Для запуска мастера необходимо в пространстве имен оснастки Routing and Remote Access вызвать контекстное меню объекта, ассоциированного с сервером, и выбрать в нем пункт

Configure and Enable Routing and Remote Access (Конфигурировать и разрешить маршрутизацию и удаленный доступ). На странице Custom Configuration (Конфигурирование) мастера необходимо выбрать переключатель Custom configuration (Заказная конфигурация). В следующем окне мастера (рис. 10) необходимо установить флажки напротив тех компонентов, которые должны быть активизированы на конфигурируемом сервере.

Рис. 10. Выбор режимов работы службы маршрутизации и удаленного доступа Нажмите ссылку - http://sdam-sam.com/sdat-kvartiru/ сдать квартиру

По окончании своей работы мастер автоматически запустит на сервере службу маршрутизации и удаленного доступа.

Внимание

Если на компьютере имеются входящие подключения (incoming connections), мастер

Routing and Remote Access Server Setup Wizard запустить невозможно. Нужно сначала удалить их, а затем запустить мастер снова.

Конфигурирование портов и устройств

Согласно терминологии службы маршрутизации и удаленного доступа, под устройством (device) понимается аппаратное или программное обеспечение, предоставляющее порты для установки соединений "точка-точка". Протоколы РРТР или L2TP — примеры виртуальных многопортовых устройств. Чтобы служба маршрутизации и удаленного доступа могла использовать конкретное устройство (порт), нужно разрешить ее функционирование для этого устройства. Для этого необходимо вызвать окно свойств объекта Ports (Порты), расположенного в пространстве имен оснастки Routing and Remote Access. На вкладке Devices (Устройства) следует выбрать требуемое устройство с вызовом по требованию, а затем нажать кнопку Configure (Настроить).

В окне Configure Device (Настройка устройства) (рис. 11) необходимо установить флажок

Demand-dial routing connections (inbound and outbound) (Подключения по требованию

(входящие и исходящие)), а затем нажать кнопку ОК.

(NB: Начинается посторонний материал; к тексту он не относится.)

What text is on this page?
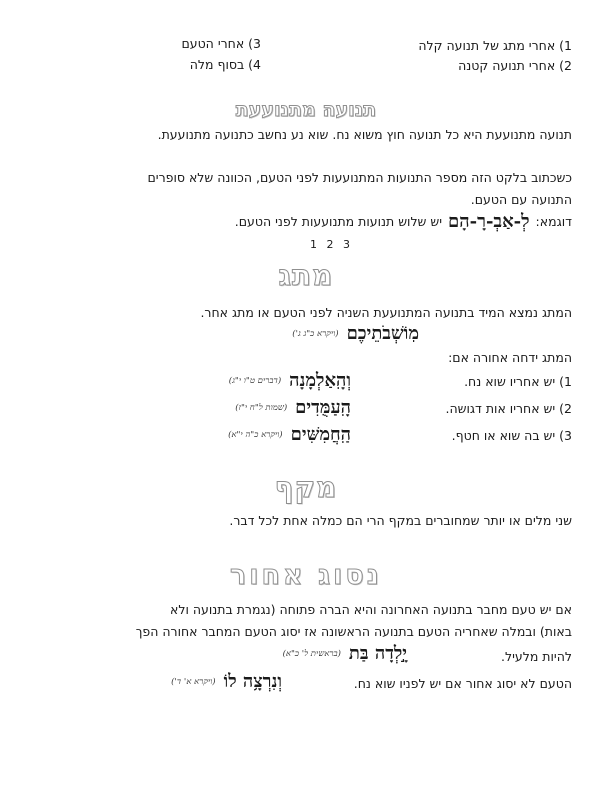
1) אחרי מתג של תנועה קלה
2) אחרי תנועה קטנה
3) אחרי הטעם
4) בסוף מלה
תנועה מתנועעת
תנועה מתנועעת היא כל תנועה חוץ משוא נח. שוא נע נחשב כתנועה מתנועעת.
כשכתוב בלקט הזה מספר התנועות המתנועעות לפני הטעם, הכוונה שלא סופרים
התנועה עם הטעם.
דוגמא:
לְ-אַבְ-רָ-הָם
יש שלוש תנועות מתנועעות לפני הטעם.
1 2 3
מתג
המתג נמצא המיד בתנועה המתנועעת השניה לפני הטעם או מתג אחר.
מֽוֹשְׁבֹתֵיכֶם
(ויקרא כ"ג ג')
המתג ידחה אחורה אם:
1) יש אחריו שוא נח.
וְהָֽאַלְמָנָה
(דברים ט"ו י"ג)
2) יש אחריו אות דגושה.
הָֽעַמֻּדִים
(שמות ל"ח י"ז)
3) יש בה שוא או חטף.
הַֽחֲמִשִּׁים
(ויקרא כ"ה י"א)
מקף
שני מלים או יותר שמחוברים במקף הרי הם כמלה אחת לכל דבר.
נסוג אחור
אם יש טעם מחבר בתנועה האחרונה והיא הברה פתוחה (נגמרת בתנועה ולא
באות) ובמלה שאחריה הטעם בתנועה הראשונה אז יסוג הטעם המחבר אחורה הפך
להיות מלעיל.
יָ֣לְדָה בַּת
(בראשית ל' כ"א)
הטעם לא יסוג אחור אם יש לפניו שוא נח.
וְנִרְצָ֥ה לוֹ
(ויקרא א' ד')
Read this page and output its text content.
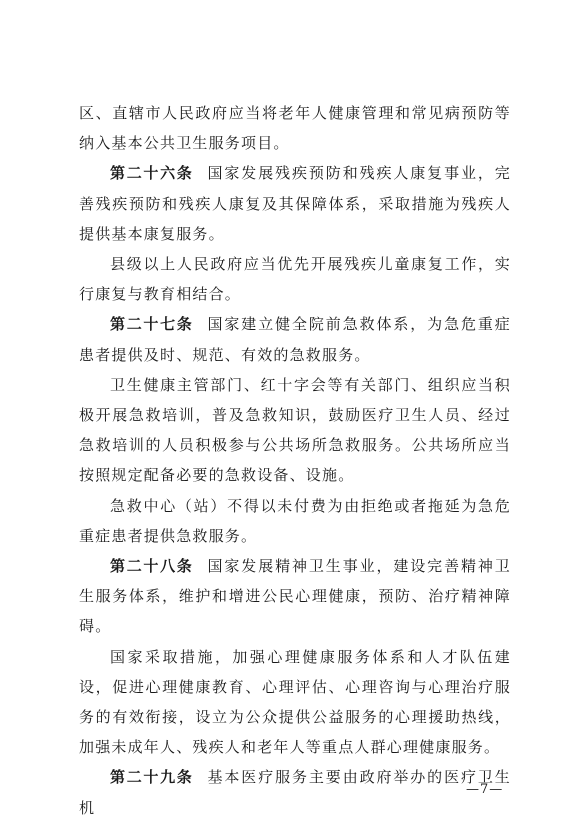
区、直辖市人民政府应当将老年人健康管理和常见病预防等纳入基本公共卫生服务项目。

第二十六条 国家发展残疾预防和残疾人康复事业，完善残疾预防和残疾人康复及其保障体系，采取措施为残疾人提供基本康复服务。

县级以上人民政府应当优先开展残疾儿童康复工作，实行康复与教育相结合。

第二十七条 国家建立健全院前急救体系，为急危重症患者提供及时、规范、有效的急救服务。

卫生健康主管部门、红十字会等有关部门、组织应当积极开展急救培训，普及急救知识，鼓励医疗卫生人员、经过急救培训的人员积极参与公共场所急救服务。公共场所应当按照规定配备必要的急救设备、设施。

急救中心（站）不得以未付费为由拒绝或者拖延为急危重症患者提供急救服务。

第二十八条 国家发展精神卫生事业，建设完善精神卫生服务体系，维护和增进公民心理健康，预防、治疗精神障碍。

国家采取措施，加强心理健康服务体系和人才队伍建设，促进心理健康教育、心理评估、心理咨询与心理治疗服务的有效衔接，设立为公众提供公益服务的心理援助热线，加强未成年人、残疾人和老年人等重点人群心理健康服务。

第二十九条 基本医疗服务主要由政府举办的医疗卫生机

—7—
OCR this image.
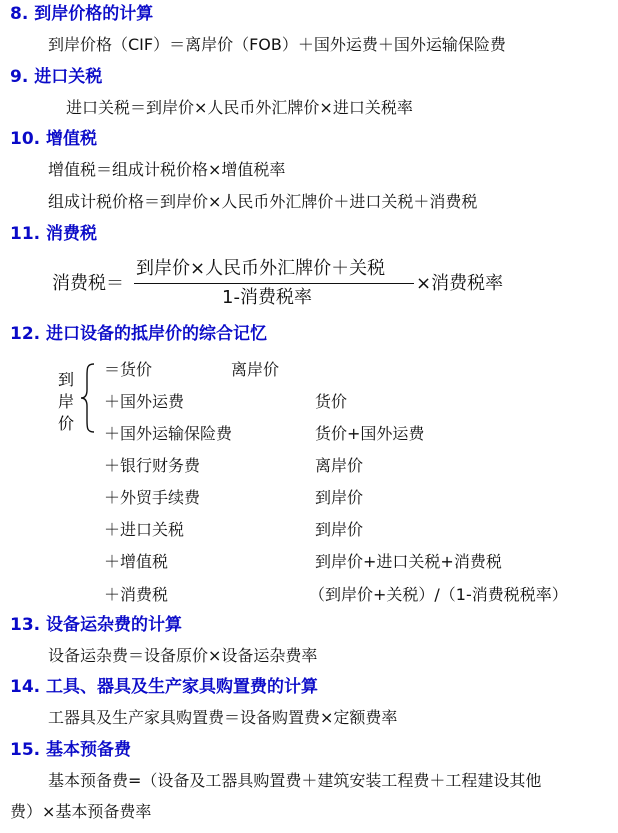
8. 到岸价格的计算
到岸价格（CIF）＝离岸价（FOB）＋国外运费＋国外运输保险费
9. 进口关税
进口关税＝到岸价×人民币外汇牌价×进口关税率
10. 增值税
增值税＝组成计税价格×增值税率
组成计税价格＝到岸价×人民币外汇牌价＋进口关税＋消费税
11. 消费税
消费税＝
到岸价×人民币外汇牌价＋关税
1-消费税率
×消费税率
12. 进口设备的抵岸价的综合记忆
到
岸
价
＝货价	离岸价
＋国外运费	货价
＋国外运输保险费	货价+国外运费
＋银行财务费	离岸价
＋外贸手续费	到岸价
＋进口关税	到岸价
＋增值税	到岸价+进口关税+消费税
＋消费税	（到岸价+关税）/（1-消费税税率）
13. 设备运杂费的计算
设备运杂费＝设备原价×设备运杂费率
14. 工具、器具及生产家具购置费的计算
工器具及生产家具购置费＝设备购置费×定额费率
15. 基本预备费
基本预备费=（设备及工器具购置费＋建筑安装工程费＋工程建设其他
费）×基本预备费率
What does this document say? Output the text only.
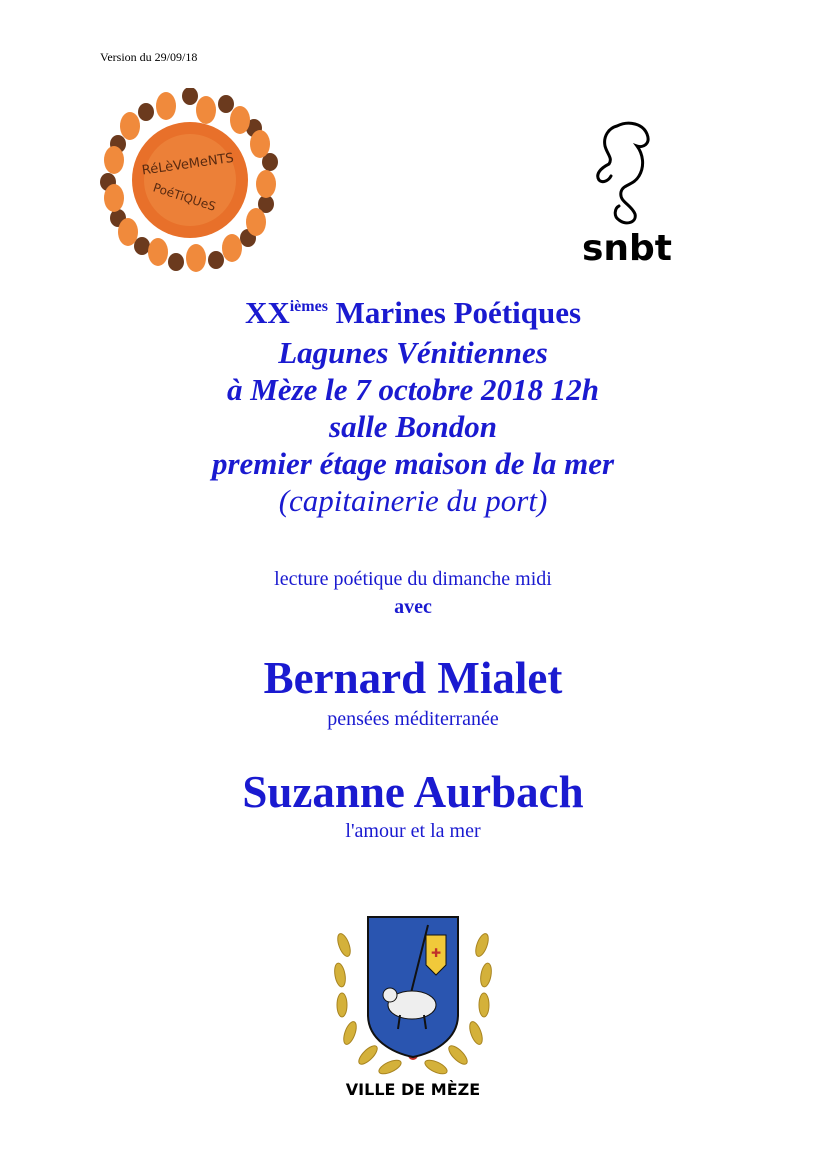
Version du 29/09/18
RéLèVeMeNTS
PoéTiQUeS
snbt
$XX^{ièmes}$ Marines Poétiques
Lagunes Vénitiennes
à Mèze le 7 octobre 2018 12h
salle Bondon
premier étage maison de la mer
(capitainerie du port)
lecture poétique du dimanche midi
avec
Bernard Mialet
pensées méditerranée
Suzanne Aurbach
l'amour et la mer
✚
VILLE DE MÈZE
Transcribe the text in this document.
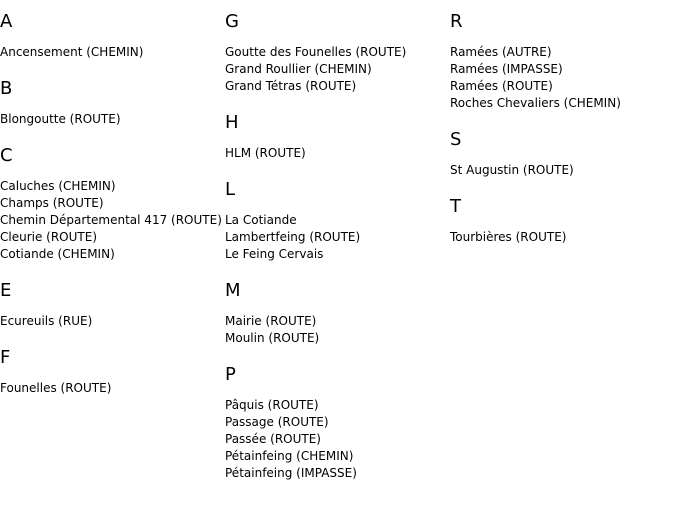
A
Ancensement (CHEMIN)
B
Blongoutte (ROUTE)
C
Caluches (CHEMIN)
Champs (ROUTE)
Chemin Départemental 417 (ROUTE)
Cleurie (ROUTE)
Cotiande (CHEMIN)
E
Ecureuils (RUE)
F
Founelles (ROUTE)
G
Goutte des Founelles (ROUTE)
Grand Roullier (CHEMIN)
Grand Tétras (ROUTE)
H
HLM (ROUTE)
L
La Cotiande
Lambertfeing (ROUTE)
Le Feing Cervais
M
Mairie (ROUTE)
Moulin (ROUTE)
P
Pâquis (ROUTE)
Passage (ROUTE)
Passée (ROUTE)
Pétainfeing (CHEMIN)
Pétainfeing (IMPASSE)
R
Ramées (AUTRE)
Ramées (IMPASSE)
Ramées (ROUTE)
Roches Chevaliers (CHEMIN)
S
St Augustin (ROUTE)
T
Tourbières (ROUTE)
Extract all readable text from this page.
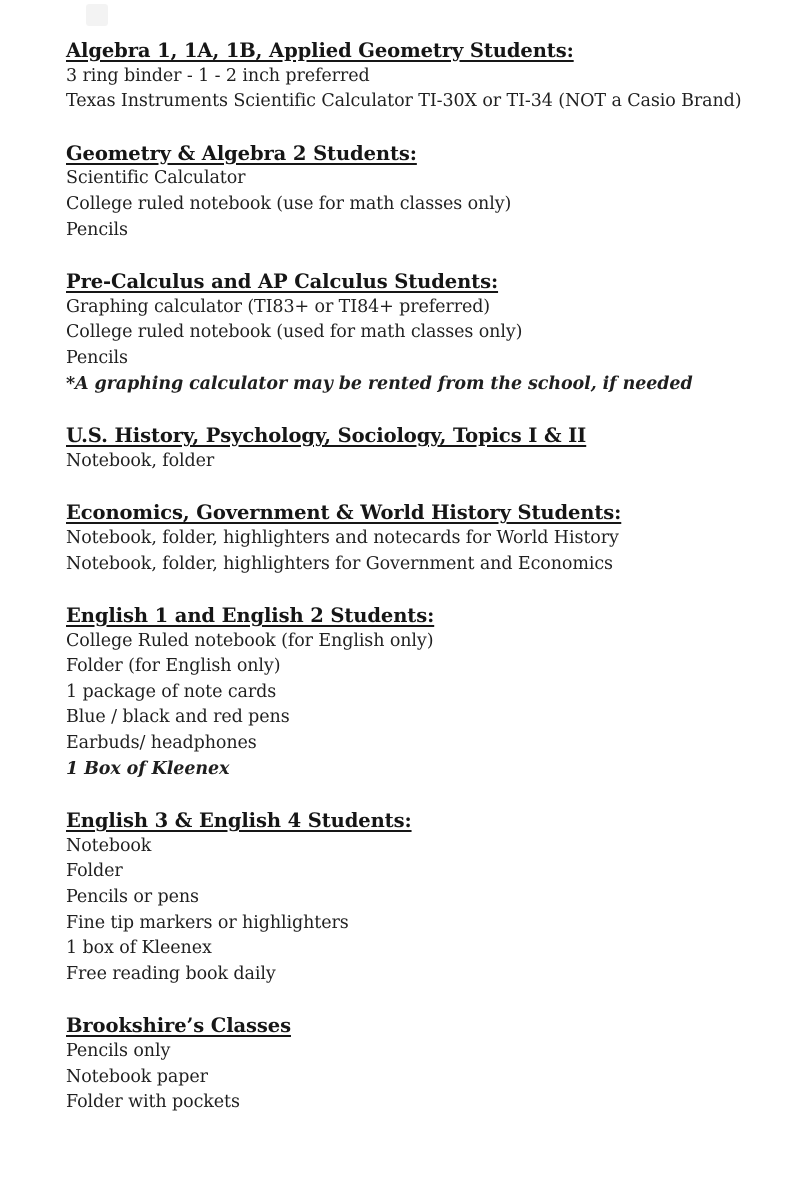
Algebra 1, 1A, 1B, Applied Geometry Students:
3 ring binder - 1 - 2 inch preferred
Texas Instruments Scientific Calculator TI-30X or TI-34 (NOT a Casio Brand)
Geometry & Algebra 2 Students:
Scientific Calculator
College ruled notebook (use for math classes only)
Pencils
Pre-Calculus and AP Calculus Students:
Graphing calculator (TI83+ or TI84+ preferred)
College ruled notebook (used for math classes only)
Pencils
*A graphing calculator may be rented from the school, if needed
U.S. History, Psychology, Sociology, Topics I & II
Notebook, folder
Economics, Government & World History Students:
Notebook, folder, highlighters and notecards for World History
Notebook, folder, highlighters for Government and Economics
English 1 and English 2 Students:
College Ruled notebook (for English only)
Folder (for English only)
1 package of note cards
Blue / black and red pens
Earbuds/ headphones
1 Box of Kleenex
English 3 & English 4 Students:
Notebook
Folder
Pencils or pens
Fine tip markers or highlighters
1 box of Kleenex
Free reading book daily
Brookshire’s Classes
Pencils only
Notebook paper
Folder with pockets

Рис. 11. Разрешение использования устройства для организации маршрутизации с вызовом по требованию

Создание статических маршрутов

Уадминистратора имеется две возможности для создания статических маршрутов:

при помощи утилиты командной строки Route.exe;

используя графический интерфейс оснастки Routing and Remote Access. В контекстном меню объекта Static Route (Статический маршрут) необходимо выбрать пункт New Static Route (Создать статический маршрут). В открывшемся окне требуется определить обязательные параметры маршрута (рис. 12).

Если создается маршрут для интерфейса с вызовом по требованию, поле Gateway (Шлюз по умолчанию) окажется недоступным.

Рис. 12. Создание статического маршрута

Развертывание протокола маршрутизации RIP

Протокол маршрутизации RIP используется для динамического распространения среди маршрутизаторов информации о существующих маршрутах. Правильно реализованная среда с RIP автоматически добавляет и удаляет маршруты, как только сети добавляются и удаляются из межсетевой среды. Необходимо убедиться, что каждый маршрутизатор правильно сконфигурирован — так, чтобы объявления о маршрутах протокола RIP были бы посланы и получены всеми RIP-маршрутизаторами в сети.

Для установки на маршрутизаторе протокола RIP необходимо в контекстном меню объекта General (Общие) выбрать пункт New Routing Protocol (Новый протокол маршрутизации). В открывшемся окне следует выбрать из списка элемент RIP Version 2 for Internet Protocol. Система выполнит установку всех необходимых компонентов. В пространстве имен оснастки появится новый контейнер — RIP.

После того как протокол установлен на маршрутизаторе, необходимо определить сетевые интерфейсы, для которых он будет активизирован. В процессе добавления интерфейса (команда New Interface в контекстном меню протокола), система предложит определить конфигурацию протокола RIP для этого интерфейса. В подавляющем большинстве случаев администратор может использовать значения, предлагаемые по умолчанию.

Развертывание протокола маршрутизации OSPF

Маршрутизируемая межсетевая OSPF-среда использует протокол маршрутизации OSPF, чтобы динамически пересылать информацию о маршрутизации между маршрутизаторами. Правильно развернутая OSPF-среда автоматически добавляет и удаляет маршруты, когда из межсетевой среды добавляются или удаляются сети. Необходимо, чтобы каждый маршрутизатор был правильно настроен: OSPF-объявления маршрутов должны распространяться между OSPF-маршрутизаторами в межсетевой среде.